While Court Fight Continues, Missouri House Passes Bill On Red Light, Speed Cameras
The battleground over the use of red light and speed cameras in Missouri shifted this week from the courtroom to the state Capitol.
The Missouri House passed legislation Thursday to bar points from being assessed for tickets generated by traffic enforcement cameras. House Bill 1557 is sponsored by an opponent of the cameras, state Rep. Dave Hinson, R-St. Clair. In addition to not assessing points for camera-generated tickets, Hinson says his bill would restrict the use of speed cameras.
"We have it over in the western side of the state, in Sugar Creek...and we have several in the St. Louis County area," Hinson said. "This regulates (speed cameras) down to travel safe zones, construction zones and school zones."

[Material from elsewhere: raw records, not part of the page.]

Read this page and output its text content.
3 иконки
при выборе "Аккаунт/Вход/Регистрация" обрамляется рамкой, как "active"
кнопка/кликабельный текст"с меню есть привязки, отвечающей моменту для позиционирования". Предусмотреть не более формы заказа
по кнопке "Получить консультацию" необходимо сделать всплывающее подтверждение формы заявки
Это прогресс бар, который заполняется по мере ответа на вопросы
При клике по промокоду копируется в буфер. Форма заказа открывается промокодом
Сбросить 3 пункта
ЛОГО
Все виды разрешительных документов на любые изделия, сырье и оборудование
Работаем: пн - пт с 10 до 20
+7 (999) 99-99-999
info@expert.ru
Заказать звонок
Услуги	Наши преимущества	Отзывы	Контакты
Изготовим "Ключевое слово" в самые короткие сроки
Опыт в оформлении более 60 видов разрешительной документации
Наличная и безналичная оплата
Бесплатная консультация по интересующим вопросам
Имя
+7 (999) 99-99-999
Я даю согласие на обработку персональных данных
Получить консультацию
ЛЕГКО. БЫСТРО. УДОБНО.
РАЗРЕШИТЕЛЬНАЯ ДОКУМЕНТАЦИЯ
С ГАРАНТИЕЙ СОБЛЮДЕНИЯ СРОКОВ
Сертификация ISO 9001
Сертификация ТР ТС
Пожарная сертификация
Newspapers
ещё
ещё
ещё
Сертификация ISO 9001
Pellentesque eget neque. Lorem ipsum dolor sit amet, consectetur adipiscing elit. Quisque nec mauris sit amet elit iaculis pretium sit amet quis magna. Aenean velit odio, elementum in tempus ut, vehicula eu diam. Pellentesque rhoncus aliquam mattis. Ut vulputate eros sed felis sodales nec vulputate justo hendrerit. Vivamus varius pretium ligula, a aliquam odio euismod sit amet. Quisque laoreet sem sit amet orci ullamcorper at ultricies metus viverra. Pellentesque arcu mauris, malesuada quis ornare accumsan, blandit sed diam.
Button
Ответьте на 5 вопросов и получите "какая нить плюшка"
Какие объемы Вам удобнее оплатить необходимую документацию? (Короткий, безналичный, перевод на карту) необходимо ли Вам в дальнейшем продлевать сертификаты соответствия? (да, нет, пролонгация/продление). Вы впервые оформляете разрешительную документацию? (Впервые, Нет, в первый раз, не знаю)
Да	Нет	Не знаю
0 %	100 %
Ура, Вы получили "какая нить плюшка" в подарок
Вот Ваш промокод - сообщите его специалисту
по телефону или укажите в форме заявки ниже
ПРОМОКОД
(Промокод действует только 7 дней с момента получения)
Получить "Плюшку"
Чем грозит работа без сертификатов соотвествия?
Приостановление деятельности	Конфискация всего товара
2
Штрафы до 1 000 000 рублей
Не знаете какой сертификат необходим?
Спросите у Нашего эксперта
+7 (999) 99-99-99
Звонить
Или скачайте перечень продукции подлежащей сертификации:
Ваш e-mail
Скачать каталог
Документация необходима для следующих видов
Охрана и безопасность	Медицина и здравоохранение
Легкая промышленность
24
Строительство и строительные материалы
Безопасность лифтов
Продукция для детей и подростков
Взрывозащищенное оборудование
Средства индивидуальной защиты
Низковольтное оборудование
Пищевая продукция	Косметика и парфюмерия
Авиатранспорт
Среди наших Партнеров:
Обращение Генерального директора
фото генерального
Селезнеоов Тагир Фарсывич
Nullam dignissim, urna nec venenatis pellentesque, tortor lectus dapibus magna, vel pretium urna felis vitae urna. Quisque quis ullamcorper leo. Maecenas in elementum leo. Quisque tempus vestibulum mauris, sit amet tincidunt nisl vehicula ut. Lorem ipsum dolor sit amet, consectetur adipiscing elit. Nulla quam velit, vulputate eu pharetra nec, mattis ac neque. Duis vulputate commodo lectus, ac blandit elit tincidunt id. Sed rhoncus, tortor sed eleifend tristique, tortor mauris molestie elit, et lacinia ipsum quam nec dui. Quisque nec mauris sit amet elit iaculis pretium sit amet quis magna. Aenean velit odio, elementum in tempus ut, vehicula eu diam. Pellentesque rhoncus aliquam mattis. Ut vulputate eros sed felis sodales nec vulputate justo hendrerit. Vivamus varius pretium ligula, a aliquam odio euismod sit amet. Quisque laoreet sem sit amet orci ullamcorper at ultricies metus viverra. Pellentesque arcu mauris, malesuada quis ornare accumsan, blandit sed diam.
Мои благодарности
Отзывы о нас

Hinson's bill would also cap fines from camera-generated citations at $135. But opponents argued that those provisions amount to a de facto legalization of red light and speed cameras and flies in the face of court rulings in Missouri that have banned their use.
The most recent ruling was last month, when a circuit judge in St. Louis blocked the city from enforcing its traffic enforcement camera ordinance, although the judge later allowed the cameras to be turned back on while the case is being appealed. In January, the Eastern District Court of Appeals struck down the use of speed cameras in Moline Acres, and in December 2013 the same court tossed out the use of red-light cameras in Arnold. However, circuit court rulings in St. Louis County have upheld the use of traffic enforcement cameras in Creve Coeur and Florissant.
Several lawmakers accused municipalities of using cameras as revenue generators.
"Let's not enable the government to oppress the people further and alienate them more as a helpless source of easy money," said state Rep. Keith Frederick, R-Rolla. "If we are to get a ticket, let it be from a living, breathing, trained, dedicated officer…let it be from an officer that seems like she could be my sister, and she's just trying to raise a family (and) trying to do her job in the best way she can."
Frederick added, "Let's take a small step for liberty today by voting this bill down, (and then) come back later and take a grand step for liberty by banning these devices in our state."
House Bill 1557 passed, although by a small majority, 84 to 63. It now goes to the Missouri Senate, where a similar bill was approved in committee earlier this month.
There are currently three bills in the Missouri House that would actually ban the use of traffic enforcement cameras: HB 1533 and HB 1976 would completely ban their use starting Aug. 28, while HB 1207 would allow local governments currently using them to continue while banning any new use starting Sept. 1. Four other bills, HB 1290, HB 1291, HB 1292, and SB 587, would regulate red-light camera warning signs and the photographs taken by the cameras; it would also designate where and how fines collected from their use can be spent.